Coursera and grad school?
December 9, 2021 10:28 PM   Subscribe

I'm thinking about going back to grad school for data science after working adjacent to data scientists for 5 years. I need to get my statistics and computer science up to speed beforehand. Would an online course system like Coursera work?

Basically, this is 70% to make sure I don't fail out of the grad program, and 30% to look good. I absolutely have to get some statistics knowledge, for example, but my grades from undergrad were eh and it would be nice if this also moved the needle at all on "she can do super well in classes."

Other points:
-CS undergrad degree but only with a 3.2 or so. Full GPA is close to a 3.5 with my high grades in other classes
-Excel at my technical writing job that's on the data side, no modeling but lots of tech concepts
-I did awesome on the SAT and expect to do well on the GRE
-Feel that I will do much better in grad school as an adult student finally on antidepressants (ha.)

So basically, will Coursera help my application? Is it worth it to find online classes direct through a college? Or is the boost I'd get from getting a few good grades neglible anyway?

posted by clarinet to Education (7 answers total) 3 users marked this as a favorite
Response by poster: Note: because it might not be clear, I think Coursera is perfectly rigorous for getting me up to speed, it's just whether it's worth it to spend the money to get up to speed somewhere the admissions offices might trust more?
posted by clarinet at 10:31 PM on December 9, 2021

I don't think any admissions office would care about the difference between a few coursera classes and a few college classes. Having a relevant bachelor's is important, but your GPA should be fine unless you're applying somewhere super selective. Taking a few refresher courses is a good for all the reasons you mention but I don't think it matters where you do it

When I was applying to a prestigious grad school, my biggest problem by far was getting recommendations as I couldn't really track down my undergrad professors. But that was for a full academia position, my current online masters program didn't care about recommendations at all given my other credentials. So this differs a lot per school I think.
posted by JZig at 10:58 PM on December 9, 2021 [2 favorites]

Best answer: Data science master’s degree programs aren’t med school.

These kinds of professional masters programs are seen as a profit center for the university, and admissions standards are not high. Your undergrad plus professional experience will be plenty to get into most if not all of these programs.

If you want to brush up on stats, etc, that’s not a bad idea, but I agree it doesn’t really matter how you do it.

Not to question your plan, but with a CS degree you could probably get into data science without another degree, and grad school is expensive! None of the data scientists that I work with have an actual degree in data science.

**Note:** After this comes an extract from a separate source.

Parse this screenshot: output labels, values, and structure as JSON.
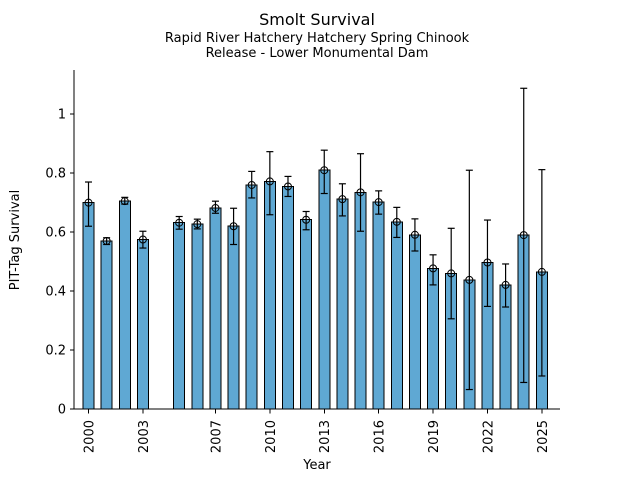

Have you considered having a conversation with your existing team about how you want to get more into the data science side of things from the technical writing side, and see where that goes?
posted by rockindata at 4:56 AM on December 10, 2021 [13 favorites]

Best answer: I can't imagine Coursera will have an appreciable effect on your grad school application, but what it might do is teach you everything you need to know to be a real world professional data scientist before you even get to grad school.
posted by grog at 7:42 AM on December 10, 2021 [2 favorites]

Best answer: Here are some offerings that might be helpful if you're into the life sciences:

HarvardX's Data Analysis for Life Sciences sequence (edX)
JHU's Genomic Data Science sequence (Coursera)
Data Analysis for the Life Sciences (pay what you wish ebook)

But I agree, from my very limited experience, that you should be fine with an actual CS degree.
posted by 8603 at 9:49 AM on December 10, 2021

Response by poster: Hahaha. Point taken. I feel like, since I have 0 statistics and 0 modeling besides a high school stats class, that I needed more "official schooling" if I ever wanted to actually move into using the modeling software at my company. But you're probably right about the classes being just as well, and I feel much better about applying to school if I decide to do so. I suppose other jobs would also be fine with the Coursera courses as a sub as long as I could prove I had a big project or two showing my skills. Which is like other CS jobs, and I'm used to that-I think the stats are just scaring me off.

Also: rockindata, that's an excellent idea, and maybe one I'll pursue. I always feel like there's a barrier to entry to getting into the modeling side of things but I might take Stat 101 and then see if I can collaborate with some folks once I have any basis at all :)

Thanks everyone!!
posted by clarinet at 10:41 AM on December 10, 2021

In my limited experience (faculty at a small college), many schools have not yet figured out how to handle credentials from Coursera and the like. You might want to contact the school you're interested in applying to, and find out if they even consider online courses/programs as a legitimate credential. I wouldn't necessarily count on it to make you an attractive candidate.

It would suck to pay Coursera, and then have to retake the same course in grad school at grad school tuition rates.